Dr. Andrew Siderowf is the Director of the Parkinson’s Disease and Movement Disorders Center at the University of Pennsylvania and co-principal investigator for the Parkinson’s Progression Markers Initiative (PPMI), an international biomarker study sponsored by The Michael J. Fox Foundation for Parkinson’s Research (MJFF). In his presentation, Dr. Siderowf will discuss how Amprion’s αSyn Seed Amplification Assay was utilized in the landmark PPMI paper, which was published in The Lancet Neurology journal on April 12, 2023. The findings demonstrate αSyn SAA’s accuracy in detecting aggregates of misfolded α-synuclein (αSyn), a common marker of Parkinson’s pathology, in patients — including those in the prodromal stage of the disease who have not yet tested positive for dopaminergic transport dysfunction. In the study, αSyn SAA’s also helped distinguish between subtypes of Parkinson’s disease, shedding light on potential biologic targets for novel drugs. The commercially available test goes by the brand name of SYNTap®.

“Our findings constitute the largest study to date confirming that aggregated α-synuclein is a clear biomarker for several subtypes of Parkinson’s disease,” Dr. Siderowf, the study’s lead author, said.

“There is a tremendous unmet need for therapies that can curb Parkinson’s disease progression by targeting its biologic causes, and we believe our findings will help provide a foundation for that drug-discovery research.”

The Michael J. Fox Foundation considers the findings a major breakthrough with the potential to spark sweeping changes in the way Parkinson’s disease is studied, diagnosed, and treated. Michael J. Fox commented in the Foundation’s release that with the help of researchers, study participants and funders, “we are making a cure for Parkinson’s inevitable.”

“Since the Foundation’s earliest days, we understood the undisputable need for biomarkers in Parkinson’s to enable faster, smarter and cheaper drug trials,” said Deborah W. Brooks, MJFF’s CEO and co-founder.

“This breakthrough allows us to biologically understand the disease at a level never before possible. By further developing and optimizing this assay, people and families with Parkinson’s can expect a future of improved care and treatments.”

In addition to the presentation, Amprion team members, including CEO and co-founder Russell Lebovitz, M.D., Ph.D., will be present in the Exhibit Hall to discuss how SYNTap is being used to help physicians diagnose not only Parkinson’s disease, but also Lewy body dementia, multiple system atrophy, and the Lewy body variant of Alzheimer’s disease by detecting aggregates of misfolded α-synuclein in cerebrospinal fluid.

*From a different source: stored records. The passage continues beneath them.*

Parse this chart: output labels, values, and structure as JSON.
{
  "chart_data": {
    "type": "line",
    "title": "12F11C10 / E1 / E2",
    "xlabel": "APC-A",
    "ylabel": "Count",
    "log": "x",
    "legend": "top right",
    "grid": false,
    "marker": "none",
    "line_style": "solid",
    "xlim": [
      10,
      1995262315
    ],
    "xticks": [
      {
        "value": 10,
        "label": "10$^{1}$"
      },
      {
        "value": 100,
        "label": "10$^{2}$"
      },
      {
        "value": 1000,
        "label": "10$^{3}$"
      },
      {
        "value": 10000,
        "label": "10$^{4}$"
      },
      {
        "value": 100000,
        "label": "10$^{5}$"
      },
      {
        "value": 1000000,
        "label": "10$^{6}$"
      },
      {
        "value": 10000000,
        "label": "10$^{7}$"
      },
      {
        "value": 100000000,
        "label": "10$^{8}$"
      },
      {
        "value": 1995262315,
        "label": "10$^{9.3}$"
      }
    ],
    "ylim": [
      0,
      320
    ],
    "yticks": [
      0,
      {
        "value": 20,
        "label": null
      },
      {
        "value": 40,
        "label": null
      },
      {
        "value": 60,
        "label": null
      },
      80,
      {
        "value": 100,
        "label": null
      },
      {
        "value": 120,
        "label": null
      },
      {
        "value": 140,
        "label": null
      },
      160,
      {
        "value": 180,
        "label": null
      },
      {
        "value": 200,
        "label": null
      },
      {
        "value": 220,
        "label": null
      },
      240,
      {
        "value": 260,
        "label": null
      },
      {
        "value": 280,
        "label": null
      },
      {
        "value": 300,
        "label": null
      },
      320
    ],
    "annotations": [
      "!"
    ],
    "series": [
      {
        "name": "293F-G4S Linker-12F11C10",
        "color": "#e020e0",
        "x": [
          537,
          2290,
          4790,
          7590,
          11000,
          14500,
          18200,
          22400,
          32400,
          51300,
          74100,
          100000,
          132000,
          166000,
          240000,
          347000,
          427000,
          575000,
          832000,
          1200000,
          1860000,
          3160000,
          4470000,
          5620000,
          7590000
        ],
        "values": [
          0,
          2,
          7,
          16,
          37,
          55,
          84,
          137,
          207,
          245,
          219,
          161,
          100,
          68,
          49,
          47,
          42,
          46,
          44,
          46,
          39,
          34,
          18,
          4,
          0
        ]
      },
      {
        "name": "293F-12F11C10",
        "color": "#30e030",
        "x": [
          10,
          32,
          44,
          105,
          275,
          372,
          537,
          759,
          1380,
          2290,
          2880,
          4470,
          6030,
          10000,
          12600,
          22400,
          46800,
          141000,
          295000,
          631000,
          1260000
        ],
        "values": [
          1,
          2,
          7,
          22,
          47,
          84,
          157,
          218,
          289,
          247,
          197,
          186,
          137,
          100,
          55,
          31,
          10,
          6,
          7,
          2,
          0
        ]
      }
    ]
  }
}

“We’re excited to meet with neurologists from all over the world who recognize the importance of quickly and precisely diagnosing Parkinson’s disease and related neurodegenerative conditions to expedite treatment and support research,” Dr. Lebovitz said. “This becomes increasingly urgent as our population ages, since Parkinson’s disease affects 1% of people aged 60 years or older — about 10 million globally. Amprion is proud to offer the only specific, sensitive, and objective laboratory seed amplification test designed to aid in the diagnosis of patients with these conditions, including individuals with Parkinson’s disease who have not yet developed clinical symptoms.”